As a faculty member teaching leadership and impact at UC Berkeley's Haas School of Business, I'm overall really optimistic about A.I. But one of my concerns is that students will use tools like ChatGPT without employing critical thinking in its deployment. In fact, I saw one example shared by a professor at another university that showed a final paper a student turned in that accidentally had multiple references that it was written by ChatGPT. The student didn't even read closely enough to see that it was obvious to anyone that it was a ChatGPT paper.

While we can get hung up on examples like this one, I'm more interested in the magical intersection point where A.I. tools make us more effective at our jobs -- whether as founders, COOs, or CMOs. Like any good collaboration, we need to focus on leveraging the unique strengths of both partners while mitigating the downsides.

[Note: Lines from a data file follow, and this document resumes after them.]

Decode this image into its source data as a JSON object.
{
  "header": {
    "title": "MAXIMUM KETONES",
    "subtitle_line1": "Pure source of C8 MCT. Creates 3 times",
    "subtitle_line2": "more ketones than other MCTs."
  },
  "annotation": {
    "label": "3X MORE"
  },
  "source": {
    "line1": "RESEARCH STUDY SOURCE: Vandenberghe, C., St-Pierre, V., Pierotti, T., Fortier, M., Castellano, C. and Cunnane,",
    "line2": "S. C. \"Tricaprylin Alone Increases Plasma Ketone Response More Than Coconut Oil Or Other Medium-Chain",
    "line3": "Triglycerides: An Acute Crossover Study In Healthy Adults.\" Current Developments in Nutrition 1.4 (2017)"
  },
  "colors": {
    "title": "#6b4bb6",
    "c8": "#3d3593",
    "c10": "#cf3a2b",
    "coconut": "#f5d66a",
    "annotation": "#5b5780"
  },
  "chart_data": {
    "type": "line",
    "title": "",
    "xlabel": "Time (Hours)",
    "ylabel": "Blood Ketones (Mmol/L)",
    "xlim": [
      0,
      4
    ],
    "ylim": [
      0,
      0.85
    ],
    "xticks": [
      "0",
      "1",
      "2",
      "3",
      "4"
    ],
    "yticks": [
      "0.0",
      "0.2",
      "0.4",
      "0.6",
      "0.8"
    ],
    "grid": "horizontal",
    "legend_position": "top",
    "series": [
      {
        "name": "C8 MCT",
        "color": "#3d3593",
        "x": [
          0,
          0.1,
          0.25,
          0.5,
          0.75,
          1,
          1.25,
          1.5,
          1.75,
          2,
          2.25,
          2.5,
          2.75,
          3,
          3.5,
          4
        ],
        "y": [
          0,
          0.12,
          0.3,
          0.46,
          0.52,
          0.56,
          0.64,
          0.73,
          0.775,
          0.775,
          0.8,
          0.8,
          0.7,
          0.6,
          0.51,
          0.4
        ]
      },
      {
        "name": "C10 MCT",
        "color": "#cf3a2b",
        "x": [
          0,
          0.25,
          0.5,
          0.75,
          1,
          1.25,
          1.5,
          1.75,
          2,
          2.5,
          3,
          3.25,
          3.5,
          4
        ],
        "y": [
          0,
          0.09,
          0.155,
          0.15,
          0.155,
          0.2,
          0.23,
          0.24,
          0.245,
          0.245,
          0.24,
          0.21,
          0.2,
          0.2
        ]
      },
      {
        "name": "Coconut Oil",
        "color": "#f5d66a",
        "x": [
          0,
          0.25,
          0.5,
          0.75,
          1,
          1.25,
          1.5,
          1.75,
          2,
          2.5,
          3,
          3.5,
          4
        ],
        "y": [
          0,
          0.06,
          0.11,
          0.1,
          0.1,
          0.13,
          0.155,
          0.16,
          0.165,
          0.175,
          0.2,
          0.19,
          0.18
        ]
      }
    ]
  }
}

Emotional intelligence is a tool to help us capture the upside of A.I. tools while reducing downside risk. A.I. can crunch the data, present visualizations, and share a set of recommendations for a new corporate strategy. But it's still up to the leader to take the recommendation and implement it. That means understanding that the pitch for a new strategy to one's board might be different from the pitch to frontline employees (something psychologist Stephen Zaccaro calls cognitive flexibility). It also means being able to adapt what ChatGPT predicts for one's own environment -- from identifying champions to persuading fence sitters and overcoming detractors (per Zaccaro, this is emotional flexibility). Emotional intelligence is at the core of these approaches that turn A.I. output into a real-world impact. 

A.I. might be able to tell you what to do, but emotional intelligence helps us figure out how to do it.

While everyone is focused right now on learning key A.I. skills -- from designing to prompting -- the leaders who will be most effective in this brave new world are those who also commit time and energy to improving their emotional intelligence.

A.I. + EQ is the new equation for success.